Ayat-ayat di atas adalah seruan bagi manusia untuk mengambil pelajaran dari pengalaman-pengalam an peradaban masa lampau dan faktor-faktor kehancurannya. Karena peristiwa-peristiwa sejarah itu akan terulang kembali.
Allah SWT berfirman :
سُنَّةَ اللهِ فِي الَّذِيْنَ خَلَوْا مِنْ قَبْلُ وَلَنْ تَجِدَ لِسُنَّةِ اللهِ تَبْدِيْلاً
(Sebagai sunnah Allah yang berlaku atas orang-orang yang telah terdahulu sebelummu, dan kamu sekali-kali tiada akan mendapati perubahan pada sunnah Allah).[61]
Dan patut diperhatikan bahwa “peranan agama dan tanggung jawabnya dalam kehidupan manusia adalah mewujudkan suasana yang romantis dan serasi antara perilaku dan cara berpikir manusia dengan sunnah Allah yang berjalan dalam kehidupan ini sebagai undang-undang bagi makhluk-Nya di alam ini.[62]
Atas dasar ini, agama mengarahkan pemikiran manusia untuk merenungkan segala sesuatu secara mendalam dan terarah.
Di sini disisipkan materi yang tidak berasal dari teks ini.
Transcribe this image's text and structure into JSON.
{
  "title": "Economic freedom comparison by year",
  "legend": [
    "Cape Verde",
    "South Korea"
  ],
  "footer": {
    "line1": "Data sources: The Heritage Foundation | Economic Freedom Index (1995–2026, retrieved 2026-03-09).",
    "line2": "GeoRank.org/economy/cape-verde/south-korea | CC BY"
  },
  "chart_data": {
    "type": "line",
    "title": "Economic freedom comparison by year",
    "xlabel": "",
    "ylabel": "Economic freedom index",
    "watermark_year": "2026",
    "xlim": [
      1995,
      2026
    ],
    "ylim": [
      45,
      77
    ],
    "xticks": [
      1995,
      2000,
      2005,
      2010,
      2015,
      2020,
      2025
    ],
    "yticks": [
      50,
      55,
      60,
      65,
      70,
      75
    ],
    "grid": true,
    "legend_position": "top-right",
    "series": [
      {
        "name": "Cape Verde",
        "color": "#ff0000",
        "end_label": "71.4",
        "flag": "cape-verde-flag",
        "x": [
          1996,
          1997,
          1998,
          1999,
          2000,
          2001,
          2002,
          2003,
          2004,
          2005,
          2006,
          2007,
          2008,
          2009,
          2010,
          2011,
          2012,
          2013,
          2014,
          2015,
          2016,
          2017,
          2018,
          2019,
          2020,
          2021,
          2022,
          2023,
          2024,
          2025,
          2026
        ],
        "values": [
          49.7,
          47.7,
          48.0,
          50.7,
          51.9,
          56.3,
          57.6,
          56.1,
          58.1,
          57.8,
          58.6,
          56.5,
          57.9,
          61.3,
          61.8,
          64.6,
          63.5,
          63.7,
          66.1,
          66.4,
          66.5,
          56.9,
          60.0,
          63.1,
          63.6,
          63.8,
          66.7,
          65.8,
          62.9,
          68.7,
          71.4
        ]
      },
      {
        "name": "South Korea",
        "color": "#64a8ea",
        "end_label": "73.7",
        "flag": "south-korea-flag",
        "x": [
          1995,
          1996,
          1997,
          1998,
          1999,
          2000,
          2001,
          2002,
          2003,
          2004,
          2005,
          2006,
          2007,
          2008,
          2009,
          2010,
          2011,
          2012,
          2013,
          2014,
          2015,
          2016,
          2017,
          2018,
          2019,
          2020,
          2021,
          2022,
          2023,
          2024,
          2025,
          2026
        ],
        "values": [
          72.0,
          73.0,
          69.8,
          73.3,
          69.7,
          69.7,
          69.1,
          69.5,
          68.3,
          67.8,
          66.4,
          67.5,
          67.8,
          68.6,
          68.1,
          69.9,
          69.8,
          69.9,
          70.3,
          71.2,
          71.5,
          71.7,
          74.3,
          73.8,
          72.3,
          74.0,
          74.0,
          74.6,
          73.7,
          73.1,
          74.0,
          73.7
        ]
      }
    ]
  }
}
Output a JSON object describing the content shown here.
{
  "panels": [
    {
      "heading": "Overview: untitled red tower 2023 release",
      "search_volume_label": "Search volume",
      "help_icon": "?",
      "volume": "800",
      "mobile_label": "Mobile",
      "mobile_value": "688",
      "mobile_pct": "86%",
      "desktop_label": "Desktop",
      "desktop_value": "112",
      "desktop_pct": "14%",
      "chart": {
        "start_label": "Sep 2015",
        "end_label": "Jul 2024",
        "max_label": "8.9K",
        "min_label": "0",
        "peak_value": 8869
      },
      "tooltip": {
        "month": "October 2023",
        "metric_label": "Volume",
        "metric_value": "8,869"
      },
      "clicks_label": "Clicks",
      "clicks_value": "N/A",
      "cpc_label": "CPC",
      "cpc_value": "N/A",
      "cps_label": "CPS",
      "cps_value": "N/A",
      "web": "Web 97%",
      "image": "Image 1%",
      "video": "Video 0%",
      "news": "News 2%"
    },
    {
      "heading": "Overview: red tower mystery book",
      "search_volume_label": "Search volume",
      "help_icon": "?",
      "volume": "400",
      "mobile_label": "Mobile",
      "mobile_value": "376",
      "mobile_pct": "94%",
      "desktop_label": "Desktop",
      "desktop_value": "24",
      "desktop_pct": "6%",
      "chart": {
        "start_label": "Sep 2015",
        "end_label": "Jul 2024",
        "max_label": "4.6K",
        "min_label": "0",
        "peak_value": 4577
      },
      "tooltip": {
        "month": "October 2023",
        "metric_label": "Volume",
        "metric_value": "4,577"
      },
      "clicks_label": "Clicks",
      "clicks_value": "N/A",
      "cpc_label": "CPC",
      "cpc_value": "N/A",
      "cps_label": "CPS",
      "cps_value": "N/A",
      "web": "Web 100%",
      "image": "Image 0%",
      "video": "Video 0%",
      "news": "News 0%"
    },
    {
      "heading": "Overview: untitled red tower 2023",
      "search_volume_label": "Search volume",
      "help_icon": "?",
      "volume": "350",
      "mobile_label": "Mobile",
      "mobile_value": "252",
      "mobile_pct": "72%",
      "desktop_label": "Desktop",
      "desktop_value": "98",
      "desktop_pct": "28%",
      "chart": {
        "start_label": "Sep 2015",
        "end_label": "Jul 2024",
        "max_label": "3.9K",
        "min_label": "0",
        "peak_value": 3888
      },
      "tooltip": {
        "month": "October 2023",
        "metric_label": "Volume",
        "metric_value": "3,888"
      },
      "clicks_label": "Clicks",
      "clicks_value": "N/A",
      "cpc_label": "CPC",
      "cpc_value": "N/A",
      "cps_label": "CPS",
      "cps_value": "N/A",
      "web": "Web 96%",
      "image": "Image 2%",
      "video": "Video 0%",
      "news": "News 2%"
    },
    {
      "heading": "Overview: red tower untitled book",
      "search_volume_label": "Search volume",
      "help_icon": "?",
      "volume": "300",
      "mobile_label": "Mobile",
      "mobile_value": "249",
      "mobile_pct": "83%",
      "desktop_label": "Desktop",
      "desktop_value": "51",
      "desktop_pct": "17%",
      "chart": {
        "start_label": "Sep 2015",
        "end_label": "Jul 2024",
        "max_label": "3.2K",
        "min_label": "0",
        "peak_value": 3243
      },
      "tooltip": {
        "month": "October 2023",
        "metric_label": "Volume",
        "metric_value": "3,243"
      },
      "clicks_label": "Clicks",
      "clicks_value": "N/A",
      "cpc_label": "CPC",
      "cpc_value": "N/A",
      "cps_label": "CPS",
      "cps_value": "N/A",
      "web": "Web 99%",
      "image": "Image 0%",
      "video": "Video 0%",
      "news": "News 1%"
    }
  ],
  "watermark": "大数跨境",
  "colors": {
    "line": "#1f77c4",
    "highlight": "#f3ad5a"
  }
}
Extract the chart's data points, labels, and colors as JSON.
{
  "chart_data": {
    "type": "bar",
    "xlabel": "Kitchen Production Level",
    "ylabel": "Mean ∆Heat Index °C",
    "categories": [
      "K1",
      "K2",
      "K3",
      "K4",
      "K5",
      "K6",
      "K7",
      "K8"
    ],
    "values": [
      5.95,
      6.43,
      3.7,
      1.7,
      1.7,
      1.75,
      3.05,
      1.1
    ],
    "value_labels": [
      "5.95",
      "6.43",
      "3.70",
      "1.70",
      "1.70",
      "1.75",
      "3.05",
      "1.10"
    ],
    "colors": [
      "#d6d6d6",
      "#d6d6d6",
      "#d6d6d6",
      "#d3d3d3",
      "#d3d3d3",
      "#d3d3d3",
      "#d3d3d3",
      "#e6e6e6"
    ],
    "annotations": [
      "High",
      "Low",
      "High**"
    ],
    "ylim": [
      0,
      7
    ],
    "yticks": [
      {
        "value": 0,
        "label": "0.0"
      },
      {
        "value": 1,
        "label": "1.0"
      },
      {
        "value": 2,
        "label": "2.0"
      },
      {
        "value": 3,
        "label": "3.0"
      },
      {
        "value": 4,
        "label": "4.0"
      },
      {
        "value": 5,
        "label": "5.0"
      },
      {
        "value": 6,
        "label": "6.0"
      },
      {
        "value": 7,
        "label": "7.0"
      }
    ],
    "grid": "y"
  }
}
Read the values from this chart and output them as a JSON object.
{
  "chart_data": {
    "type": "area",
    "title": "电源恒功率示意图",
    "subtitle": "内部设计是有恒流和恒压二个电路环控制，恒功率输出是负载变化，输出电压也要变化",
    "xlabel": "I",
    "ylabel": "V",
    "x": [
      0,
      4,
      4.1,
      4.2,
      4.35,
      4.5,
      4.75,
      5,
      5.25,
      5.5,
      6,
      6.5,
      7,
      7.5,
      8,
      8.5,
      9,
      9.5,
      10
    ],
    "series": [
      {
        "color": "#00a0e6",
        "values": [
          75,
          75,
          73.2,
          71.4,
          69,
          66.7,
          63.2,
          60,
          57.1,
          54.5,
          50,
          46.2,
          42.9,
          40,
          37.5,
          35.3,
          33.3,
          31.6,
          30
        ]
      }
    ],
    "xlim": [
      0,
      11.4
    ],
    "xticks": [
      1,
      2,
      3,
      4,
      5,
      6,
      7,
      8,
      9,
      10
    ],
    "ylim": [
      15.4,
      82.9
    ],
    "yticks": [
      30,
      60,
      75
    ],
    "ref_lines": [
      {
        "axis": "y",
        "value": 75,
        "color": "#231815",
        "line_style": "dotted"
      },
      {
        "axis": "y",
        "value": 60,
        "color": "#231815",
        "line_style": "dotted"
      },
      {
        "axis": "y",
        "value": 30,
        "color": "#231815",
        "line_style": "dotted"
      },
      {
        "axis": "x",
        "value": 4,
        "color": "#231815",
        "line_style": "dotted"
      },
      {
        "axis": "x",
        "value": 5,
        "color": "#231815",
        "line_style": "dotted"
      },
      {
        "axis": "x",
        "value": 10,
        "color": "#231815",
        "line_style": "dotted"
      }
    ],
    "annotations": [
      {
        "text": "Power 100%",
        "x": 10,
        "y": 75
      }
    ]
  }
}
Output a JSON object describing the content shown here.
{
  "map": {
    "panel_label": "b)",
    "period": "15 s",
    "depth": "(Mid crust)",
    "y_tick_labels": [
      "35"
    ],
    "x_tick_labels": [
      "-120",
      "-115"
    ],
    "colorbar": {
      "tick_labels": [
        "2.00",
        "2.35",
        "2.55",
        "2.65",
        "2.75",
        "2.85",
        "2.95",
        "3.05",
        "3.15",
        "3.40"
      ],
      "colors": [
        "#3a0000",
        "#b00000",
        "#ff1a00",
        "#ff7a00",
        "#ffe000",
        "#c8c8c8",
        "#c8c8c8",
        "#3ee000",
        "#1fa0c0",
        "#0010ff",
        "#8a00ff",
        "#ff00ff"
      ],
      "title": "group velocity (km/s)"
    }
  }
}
Dan tentunya terdapat perbedaan yang mendasar antara pandangan yang dangkal terhadap kehidupan dan sejarah dengan pandangan yang dalam dan teliti yang tidak hanya ingin melihat suatu peristiwa secara sekilas. Akan tetapi, pandangan tersebut ingin meneliti dan menelusuri sejarah itu hingga ke akar-akarnya dengan tujuan untuk mengambil sebuah pelajaran berharga dari sejarah tersebut.
Sebagai contoh sederhana, seorang pelancong yang sedang berjalan melewati piramida-piramida Mesir yang megah, ia akan terpesona oleh keindahan arsitektur bangunan dan kemegahannya. Dan semua ini akan berakhir sampai di situ saja.
Berbeda dengan seorang perenung yang berakidah. Ketika ia berjalan melewati piramida-piramida itu, akan muncul kesimpulan-kesimpul an berikut ini di benaknya: kemampuan dan kekuatan manusia (dalam mewujudkan kemegahan itu), kezaliman dinasti Fir’aun dengan cara memaksa sejumlah besar tenaga manusia untuk membangun pramida tersebut dan tega menyiksa orang-orang lemah tersebut dengan beraneka ragam siksa. Di samping itu, ia akan mengambil pelajaran dari pengingkaran dinasti Fir’aun akan realitas kematian dan hari kebangkitan (dengan cara membangun piramida-piramida sebagai pelindung mayat-mayat mereka). Dengan ini, ia akan mendapatkan pelajaran yang sangat berharga dengan melihat kemegahan itu.
Oleh karena itu, Ahlul Bayt a.s. menekankan pentingnya merenungkan segala sesuatu secara mendalam dan teliti.
Hasan Ash-Shaiqal berkata: “Aku pernah bertanya kepada Abu Abdillah a.s.: `Apakah berpikir sesaat itu lebih baik dari beribadah semalam suntuk?` Beliau menjawab: `Betul. Rasulullah saww bersabda:
تَفَكُّرُ سَاعَةٍ خَيْرٌ مِنْ قِيَامِ لَيْلَةٍ
(Berpikir sesaat lebih baik dari beribadah semalam suntuk)”.[63]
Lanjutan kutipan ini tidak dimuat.